Id.; Cardew v. Gialanella, 937 N.Y.S.2d 709, 710 (N.Y. App. Div. 2012) (same); see also Malbin & Bullock, Inc. v. Hilton, 401 N.E.2d 719, 722 (Ind. Ct. App. 1980) (“the funds in the escrow account are proceeds from the [foreclosure] sale of property by [the judgment debtor] and thus [the judgment creditor] has the right to garnish the escrow account”); Sandler v. Gilliland, 605 N.E.2d 1174, 1177 (Ind. Ct. App. 1993) (same).

¶24     For these reasons, we conclude that (1) TCF is a judgment creditor because it obtained a judgment against Gold to satisfy a monetary debt; (2) the foreclosure statute did not prohibit garnishment actions filed after the termination of the redemption period in a foreclosure sale; (3) the garnishment procedure outlined in C.R.C.P. 103 provides TCF a means for reaching excess funds held by the Public Trustee outside of the foreclosure statute; and (4) the garnishment can only reach funds held by the Public Trustee as custodian for the judgment debtor.

¶25     We reject the Public Trustee's argument that permitting it to be garnished will interfere with the administration of foreclosure proceedings. Our holding extends only to excess funds held by the Public Trustee after it has determined through the foreclosure process that such funds should be returned to the judgment debtor. Thus, the foreclosure process will not be impacted by this holding. We express no opinion on the propriety of garnishments of the Public Trustee at any other point in the foreclosure process.

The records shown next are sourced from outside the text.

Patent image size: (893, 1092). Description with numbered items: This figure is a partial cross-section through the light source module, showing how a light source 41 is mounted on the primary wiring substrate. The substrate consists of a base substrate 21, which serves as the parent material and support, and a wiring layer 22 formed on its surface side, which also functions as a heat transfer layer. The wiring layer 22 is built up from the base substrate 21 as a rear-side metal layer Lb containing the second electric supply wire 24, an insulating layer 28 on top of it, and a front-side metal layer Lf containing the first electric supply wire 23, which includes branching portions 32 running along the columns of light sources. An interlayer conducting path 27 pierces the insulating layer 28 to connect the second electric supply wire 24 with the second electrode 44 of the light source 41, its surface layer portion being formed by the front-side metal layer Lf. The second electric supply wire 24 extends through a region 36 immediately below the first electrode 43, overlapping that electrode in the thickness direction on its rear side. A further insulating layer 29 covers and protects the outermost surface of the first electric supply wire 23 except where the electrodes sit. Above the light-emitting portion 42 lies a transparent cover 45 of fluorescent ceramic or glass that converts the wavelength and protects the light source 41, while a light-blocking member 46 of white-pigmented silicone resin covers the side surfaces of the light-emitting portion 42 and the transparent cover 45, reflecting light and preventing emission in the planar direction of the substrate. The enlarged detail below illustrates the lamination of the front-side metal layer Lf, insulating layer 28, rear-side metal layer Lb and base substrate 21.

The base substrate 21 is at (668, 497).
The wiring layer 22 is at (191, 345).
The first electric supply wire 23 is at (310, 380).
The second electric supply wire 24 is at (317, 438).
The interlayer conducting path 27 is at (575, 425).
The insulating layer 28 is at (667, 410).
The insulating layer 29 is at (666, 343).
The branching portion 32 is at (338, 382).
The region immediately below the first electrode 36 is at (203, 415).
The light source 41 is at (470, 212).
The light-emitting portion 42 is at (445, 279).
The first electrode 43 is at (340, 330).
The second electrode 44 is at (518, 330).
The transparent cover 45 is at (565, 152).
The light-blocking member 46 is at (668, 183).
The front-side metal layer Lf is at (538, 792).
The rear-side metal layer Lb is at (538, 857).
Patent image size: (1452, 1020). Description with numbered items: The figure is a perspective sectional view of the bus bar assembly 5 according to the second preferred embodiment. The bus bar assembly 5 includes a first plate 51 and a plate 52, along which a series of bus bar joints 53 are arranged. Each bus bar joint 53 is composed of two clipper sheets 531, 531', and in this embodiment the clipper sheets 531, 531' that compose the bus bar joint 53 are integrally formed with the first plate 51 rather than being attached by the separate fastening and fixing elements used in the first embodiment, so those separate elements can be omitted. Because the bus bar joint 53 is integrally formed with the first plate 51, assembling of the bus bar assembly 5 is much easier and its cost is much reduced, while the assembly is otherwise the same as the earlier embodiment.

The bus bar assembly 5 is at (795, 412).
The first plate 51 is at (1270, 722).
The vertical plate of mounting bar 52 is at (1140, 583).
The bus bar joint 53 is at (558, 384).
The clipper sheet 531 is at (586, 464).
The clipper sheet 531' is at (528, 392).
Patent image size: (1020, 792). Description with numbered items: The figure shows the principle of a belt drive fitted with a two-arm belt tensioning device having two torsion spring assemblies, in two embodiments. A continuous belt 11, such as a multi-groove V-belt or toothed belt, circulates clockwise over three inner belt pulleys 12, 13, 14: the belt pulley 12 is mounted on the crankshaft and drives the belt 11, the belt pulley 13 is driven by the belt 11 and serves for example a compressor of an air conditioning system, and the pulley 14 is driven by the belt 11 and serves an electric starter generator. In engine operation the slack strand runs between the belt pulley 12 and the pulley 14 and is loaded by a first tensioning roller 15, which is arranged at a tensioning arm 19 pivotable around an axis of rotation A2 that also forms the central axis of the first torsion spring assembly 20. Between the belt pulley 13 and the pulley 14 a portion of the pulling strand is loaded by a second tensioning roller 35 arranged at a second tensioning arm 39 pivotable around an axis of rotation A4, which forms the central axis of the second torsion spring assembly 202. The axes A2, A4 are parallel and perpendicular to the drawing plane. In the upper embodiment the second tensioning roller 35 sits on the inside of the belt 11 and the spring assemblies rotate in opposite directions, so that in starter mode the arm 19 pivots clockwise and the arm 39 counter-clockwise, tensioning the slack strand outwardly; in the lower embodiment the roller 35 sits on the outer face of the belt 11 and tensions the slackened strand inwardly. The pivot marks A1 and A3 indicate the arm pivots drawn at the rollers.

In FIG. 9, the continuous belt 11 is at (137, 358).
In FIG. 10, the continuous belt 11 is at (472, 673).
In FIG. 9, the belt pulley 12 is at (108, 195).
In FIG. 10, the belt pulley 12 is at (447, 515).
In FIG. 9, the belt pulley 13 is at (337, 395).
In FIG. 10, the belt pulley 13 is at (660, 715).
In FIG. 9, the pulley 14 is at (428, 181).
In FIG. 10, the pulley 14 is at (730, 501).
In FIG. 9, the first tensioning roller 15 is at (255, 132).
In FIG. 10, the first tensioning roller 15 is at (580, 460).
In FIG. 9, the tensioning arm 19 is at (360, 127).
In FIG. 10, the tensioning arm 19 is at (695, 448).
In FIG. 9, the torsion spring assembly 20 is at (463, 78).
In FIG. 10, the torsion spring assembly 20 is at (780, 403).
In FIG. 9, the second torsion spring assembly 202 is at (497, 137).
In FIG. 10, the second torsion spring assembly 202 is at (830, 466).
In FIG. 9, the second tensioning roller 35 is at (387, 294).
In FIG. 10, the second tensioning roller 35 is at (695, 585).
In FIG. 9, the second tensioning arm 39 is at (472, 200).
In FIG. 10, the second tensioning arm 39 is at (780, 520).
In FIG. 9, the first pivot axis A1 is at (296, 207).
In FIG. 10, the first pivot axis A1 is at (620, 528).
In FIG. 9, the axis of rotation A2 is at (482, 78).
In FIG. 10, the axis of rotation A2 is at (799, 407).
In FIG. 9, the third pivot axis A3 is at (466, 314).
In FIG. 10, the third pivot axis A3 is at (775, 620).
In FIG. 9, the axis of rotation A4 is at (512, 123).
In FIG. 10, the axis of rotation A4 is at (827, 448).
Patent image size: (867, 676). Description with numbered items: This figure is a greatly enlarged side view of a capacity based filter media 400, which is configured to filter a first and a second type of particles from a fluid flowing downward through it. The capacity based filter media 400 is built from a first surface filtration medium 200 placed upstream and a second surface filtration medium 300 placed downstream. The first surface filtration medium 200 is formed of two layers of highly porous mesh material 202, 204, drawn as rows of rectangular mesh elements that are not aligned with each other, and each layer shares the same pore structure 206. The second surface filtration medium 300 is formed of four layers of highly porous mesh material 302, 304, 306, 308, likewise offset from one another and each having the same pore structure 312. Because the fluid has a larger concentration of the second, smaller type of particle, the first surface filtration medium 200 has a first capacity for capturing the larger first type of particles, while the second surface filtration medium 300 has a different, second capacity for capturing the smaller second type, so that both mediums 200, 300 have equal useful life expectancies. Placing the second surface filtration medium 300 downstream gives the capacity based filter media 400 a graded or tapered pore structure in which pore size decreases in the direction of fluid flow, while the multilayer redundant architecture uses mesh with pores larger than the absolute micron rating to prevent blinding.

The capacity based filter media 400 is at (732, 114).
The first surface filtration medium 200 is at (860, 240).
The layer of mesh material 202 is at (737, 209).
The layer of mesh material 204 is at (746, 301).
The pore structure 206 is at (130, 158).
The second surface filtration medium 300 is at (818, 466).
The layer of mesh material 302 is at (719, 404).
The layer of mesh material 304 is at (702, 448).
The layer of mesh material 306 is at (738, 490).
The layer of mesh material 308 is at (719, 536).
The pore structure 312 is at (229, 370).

¶26     The court’s order is affirmed.

JUDGE RICHMAN and JUDGE PLANK concur.

These opinions are not final. They may be modified, changed or withdrawn in accordance with Rules 40 and 49 of the Colorado Appellate Rules. Changes to or modifications of these opinions resulting from any action taken by the Court of Appeals or the Supreme Court are not incorporated here.